An appeal to God to confirm the faith and loyalty of his servant in the face of others who are turning to false gods in a time of prolonged distress.
st. 1 = v. 1
st. 2 = v. 2
st. 3 = v. 3
st. 4 = vv. 4-5
st. 5 = v. 6
st. 6 = v. 7
st. 7 = v. 8
Psalm 4 was liturgically assigned to the "director of music," probably for temple worship. It alludes to some prolonged national calamity, perhaps a drought (v. 7). The calamity has pushed the faith of many over the edge, and they are turning to whatever gods may possibly bring relief (v. 2). Such defection from the LORD also means that the divinely appointed king is rejected as having no authority.
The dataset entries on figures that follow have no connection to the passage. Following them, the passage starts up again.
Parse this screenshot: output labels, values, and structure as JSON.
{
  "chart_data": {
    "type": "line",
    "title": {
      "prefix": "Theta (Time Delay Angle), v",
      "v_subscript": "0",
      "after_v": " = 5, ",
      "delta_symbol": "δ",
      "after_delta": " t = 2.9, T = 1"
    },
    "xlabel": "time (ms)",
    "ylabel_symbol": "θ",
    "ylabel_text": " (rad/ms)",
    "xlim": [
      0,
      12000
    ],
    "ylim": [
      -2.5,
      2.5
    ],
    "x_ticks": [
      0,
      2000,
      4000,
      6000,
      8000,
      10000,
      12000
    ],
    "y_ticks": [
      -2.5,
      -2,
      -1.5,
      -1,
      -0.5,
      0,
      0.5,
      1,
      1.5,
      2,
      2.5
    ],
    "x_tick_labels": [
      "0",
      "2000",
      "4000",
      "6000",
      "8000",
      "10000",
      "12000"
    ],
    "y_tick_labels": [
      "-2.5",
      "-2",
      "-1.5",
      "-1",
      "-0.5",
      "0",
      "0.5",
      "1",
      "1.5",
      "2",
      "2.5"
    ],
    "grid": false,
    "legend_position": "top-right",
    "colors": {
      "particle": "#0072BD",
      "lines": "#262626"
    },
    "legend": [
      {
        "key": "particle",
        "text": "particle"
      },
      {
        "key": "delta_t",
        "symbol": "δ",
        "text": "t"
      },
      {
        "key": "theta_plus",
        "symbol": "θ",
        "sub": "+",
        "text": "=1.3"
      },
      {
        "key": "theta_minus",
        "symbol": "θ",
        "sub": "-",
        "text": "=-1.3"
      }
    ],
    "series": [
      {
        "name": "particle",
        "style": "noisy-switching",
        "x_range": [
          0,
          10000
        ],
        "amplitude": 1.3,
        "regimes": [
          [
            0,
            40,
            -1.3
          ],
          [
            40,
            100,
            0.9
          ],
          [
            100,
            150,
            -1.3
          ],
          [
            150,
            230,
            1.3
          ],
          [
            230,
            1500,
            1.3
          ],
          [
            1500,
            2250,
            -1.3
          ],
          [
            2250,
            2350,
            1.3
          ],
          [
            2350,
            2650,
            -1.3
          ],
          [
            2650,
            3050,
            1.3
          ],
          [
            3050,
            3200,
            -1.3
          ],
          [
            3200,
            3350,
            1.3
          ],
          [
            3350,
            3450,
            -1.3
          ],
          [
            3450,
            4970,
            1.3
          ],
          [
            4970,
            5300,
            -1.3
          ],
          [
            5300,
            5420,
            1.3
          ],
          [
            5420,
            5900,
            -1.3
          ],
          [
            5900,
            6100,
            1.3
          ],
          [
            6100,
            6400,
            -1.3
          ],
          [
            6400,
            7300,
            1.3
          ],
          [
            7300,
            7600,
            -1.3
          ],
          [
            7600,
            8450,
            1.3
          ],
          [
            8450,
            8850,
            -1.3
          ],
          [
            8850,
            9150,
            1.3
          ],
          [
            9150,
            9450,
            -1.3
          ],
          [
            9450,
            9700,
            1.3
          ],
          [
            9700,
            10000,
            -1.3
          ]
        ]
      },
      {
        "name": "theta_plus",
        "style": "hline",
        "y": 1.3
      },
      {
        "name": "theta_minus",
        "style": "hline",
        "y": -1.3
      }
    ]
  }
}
The psalmist appeals to God (st. 1), rebukes the faithless and calls them back to trust in the LORD (st. 2-4), asks God to show himself as the one from whom good comes (st. 5), and confesses joy and confidence in the LORD (st. 6-7).
Albertus (Bert) Witvoet (b. Joure, Friesland, the Netherlands, 1934) wrote the versification in 1983 for the Psalter Hymnal. Witvoet spent his childhood and youth in the Netherlands, where he developed a love for music and singing. Currently a Canadian citizen, he is a member of a Christian Reformed church in St. Catharines, Ontario. Educated at Calvin College, Grand Rapids, Michigan, and the University of Toronto, Witvoet taught English at Hamilton Christian High School, Toronto District Christian High School, and Harbord Collegiate Institute in Toronto. Since 1982 he has been editor of the weekly Christian Courier (previously known as The Calvinist Contact). He has written poetry and translated poems from Dutch into English.
Times when the church's faith is severely tried, when trust in the Lord is ridiculed, and when people turn from God to try to find relief elsewhere.